4. MIK grants the right of return within a period of 14 days after receipt
of the goods. A return does not require any justification and is free
of charge for the customer. To meet the deadline it is sufficient for
the customer to send the article back to MIK in time. For goods which
cannot be sent back by parcel post it is sufficient to send a request
for return to MIK by letter, e-mail, phone or fax within the agreed time
limit of 14 days. Sending and taking back goods is at MIK's costs and
risk. If the customer makes use of his right of return, the contract for
sale and possibly the contract for hire purchase become void.
5. This right of return is not applicable if the goods have been manufactured
according to the customer's special wishes or have undoubtedly been designed
to his individual requirements. The same applies if the goods have been
used.
IV. Warranty
1. If the customer is a consumer, he has to notify the person who has
delivered the articles of any visible defects, including transport damages,
without any delay. For any other defects arising within the period of
warranty the consumer can choose from the legal demands for later fulfilment,
correction of faults or later delivery, and also - the special legal requirements
provided - the more far-reaching demands for depreciation or withdrawal
and apart from these the claim for damages including the indemnification
of the damage instead of fulfilment as well as a compensation for wasted
efforts.
2. If MIK grants its customers a seller's guarantee, irrespective of
these legal demands, the details thereof are laid down in the guarantee
regulations enclosed with each article.
V. Reservation of property clause
1. MIK reserves the right of property for goods delivered by them until
the buyer has settled all claims resulting from the business relationship
with MIK.
2. If the buyer behaves contrary to the terms of contract, especially
in the case of default of payment, MIK is entitled to take back the delivered
article/s, the buyer being obliged to give them back. Taking back the
delivered articles does not represent a withdrawal from the contract,
unless the terms of the consumers' credit law are to be applied or if
MIK have explicitly declared their withdrawal in writing
3. MIK commit themselves to release the securities that they are legally
entitled to upon the buyer's request in so far as the value of the securities
granted to MIK exceeds the claim to be secured by more than 20 %.
VI. Payment
1. Invoices from MIK are payable without any deductions within 30 days
after receipt of the invoice.
2. With respect to accounts receivable, the customer falls into arrears
30 days after receipt of the invoice. From this date onwards, MIK will
charge interest on arrears amounting to 5 % over the current base interest
rate of the Deutsche Bundesbank (German Central Bank).
VII. Data protection
1. Data which are necessary for business procedure are saved by MIK.

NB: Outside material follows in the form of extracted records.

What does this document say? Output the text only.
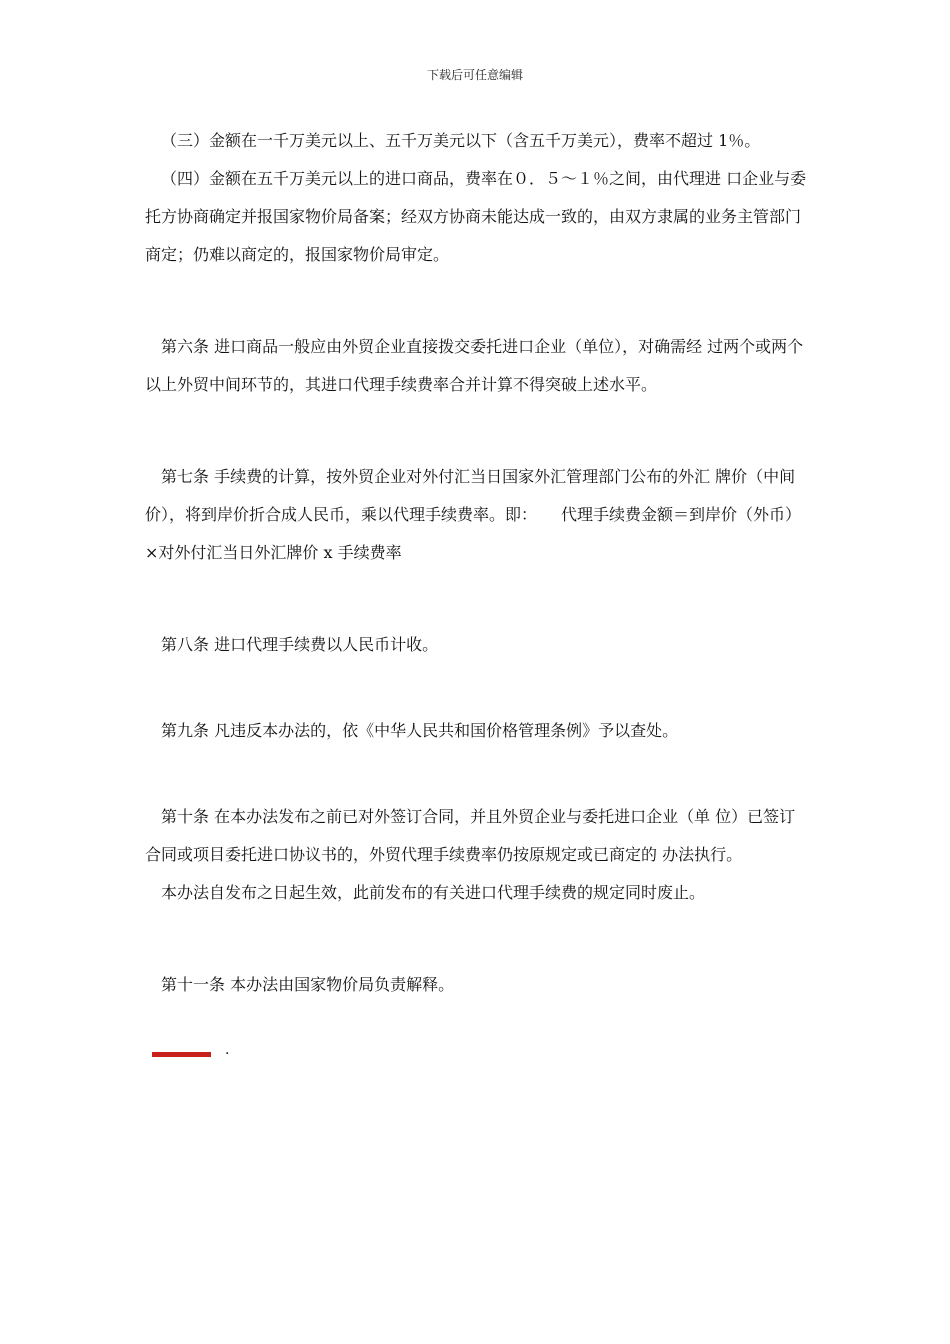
下载后可任意编辑

（三）金额在一千万美元以上、五千万美元以下（含五千万美元），费率不超过 1％。

（四）金额在五千万美元以上的进口商品，费率在０．５～１％之间，由代理进 口企业与委托方协商确定并报国家物价局备案；经双方协商未能达成一致的，由双方隶属的业务主管部门商定；仍难以商定的，报国家物价局审定。

第六条 进口商品一般应由外贸企业直接拨交委托进口企业（单位），对确需经 过两个或两个以上外贸中间环节的，其进口代理手续费率合并计算不得突破上述水平。

第七条 手续费的计算，按外贸企业对外付汇当日国家外汇管理部门公布的外汇 牌价（中间价），将到岸价折合成人民币，乘以代理手续费率。即：　　代理手续费金额＝到岸价（外币）×对外付汇当日外汇牌价 x 手续费率

第八条 进口代理手续费以人民币计收。

第九条 凡违反本办法的，依《中华人民共和国价格管理条例》予以查处。

第十条 在本办法发布之前已对外签订合同，并且外贸企业与委托进口企业（单 位）已签订合同或项目委托进口协议书的，外贸代理手续费率仍按原规定或已商定的 办法执行。

本办法自发布之日起生效，此前发布的有关进口代理手续费的规定同时废止。

第十一条 本办法由国家物价局负责解释。

.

As far as creditworthiness is concerned, MIK exchanges information with
companies who give out credit details, always respecting the interests
of the buyer which have to be protected and in accordance with the prevailing
data protection rules.
2. MIK guarantees that any members of staff who are entrusted with order
processing will also keep to the rules mentioned in paragraph 1. But MIK
would like to remind you that in the case of online-orders data protection
might be offended against by other people due to the structure of the
Internet; this fact, however, cannot be influenced by MIK.
VIII. Miscellaneous
1. MIK is entitled to ask third service providers or fulfilment assistants
to produce the work in parts or completely.

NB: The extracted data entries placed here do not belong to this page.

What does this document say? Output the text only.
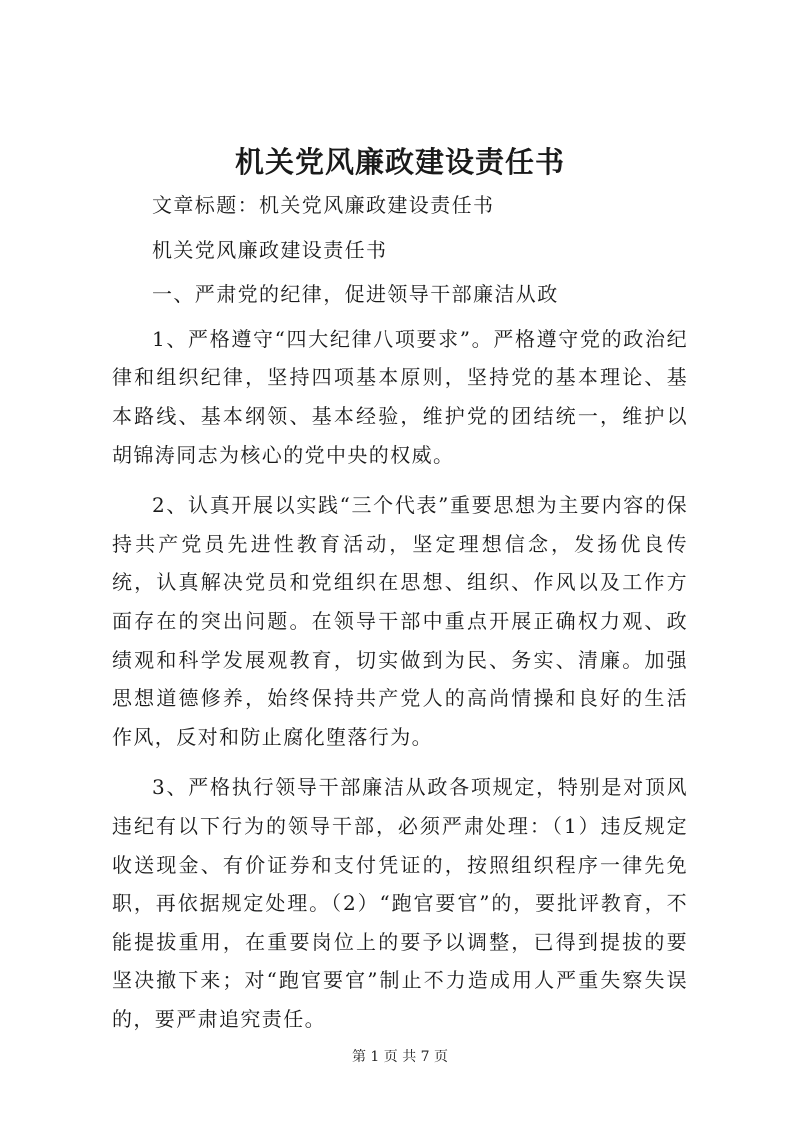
机关党风廉政建设责任书

文章标题：机关党风廉政建设责任书

机关党风廉政建设责任书

一、严肃党的纪律，促进领导干部廉洁从政

1、严格遵守“四大纪律八项要求”。严格遵守党的政治纪律和组织纪律，坚持四项基本原则，坚持党的基本理论、基本路线、基本纲领、基本经验，维护党的团结统一，维护以胡锦涛同志为核心的党中央的权威。

2、认真开展以实践“三个代表”重要思想为主要内容的保持共产党员先进性教育活动，坚定理想信念，发扬优良传统，认真解决党员和党组织在思想、组织、作风以及工作方面存在的突出问题。在领导干部中重点开展正确权力观、政绩观和科学发展观教育，切实做到为民、务实、清廉。加强思想道德修养，始终保持共产党人的高尚情操和良好的生活作风，反对和防止腐化堕落行为。

3、严格执行领导干部廉洁从政各项规定，特别是对顶风违纪有以下行为的领导干部，必须严肃处理：（1）违反规定收送现金、有价证券和支付凭证的，按照组织程序一律先免职，再依据规定处理。（2）“跑官要官”的，要批评教育，不能提拔重用，在重要岗位上的要予以调整，已得到提拔的要坚决撤下来；对“跑官要官”制止不力造成用人严重失察失误的，要严肃追究责任。

第 1 页 共 7 页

2. Modified General Terms of Business are applicable if the customer
has not contradicted them in writing within a period of 4 weeks.
3. Only German Federal law is applicable, the regulations of the UN purchasing
laws being excluded.
4. If the contract between the customer and MIK has been made by means
of telecommunication, no other form is necessary for the effectiveness
of the contract.
IX. Salvatory clause
In case that one of the stipulations of these General Terms of Business
is ineffective, this does not impair the effectiveness of the other stipulations.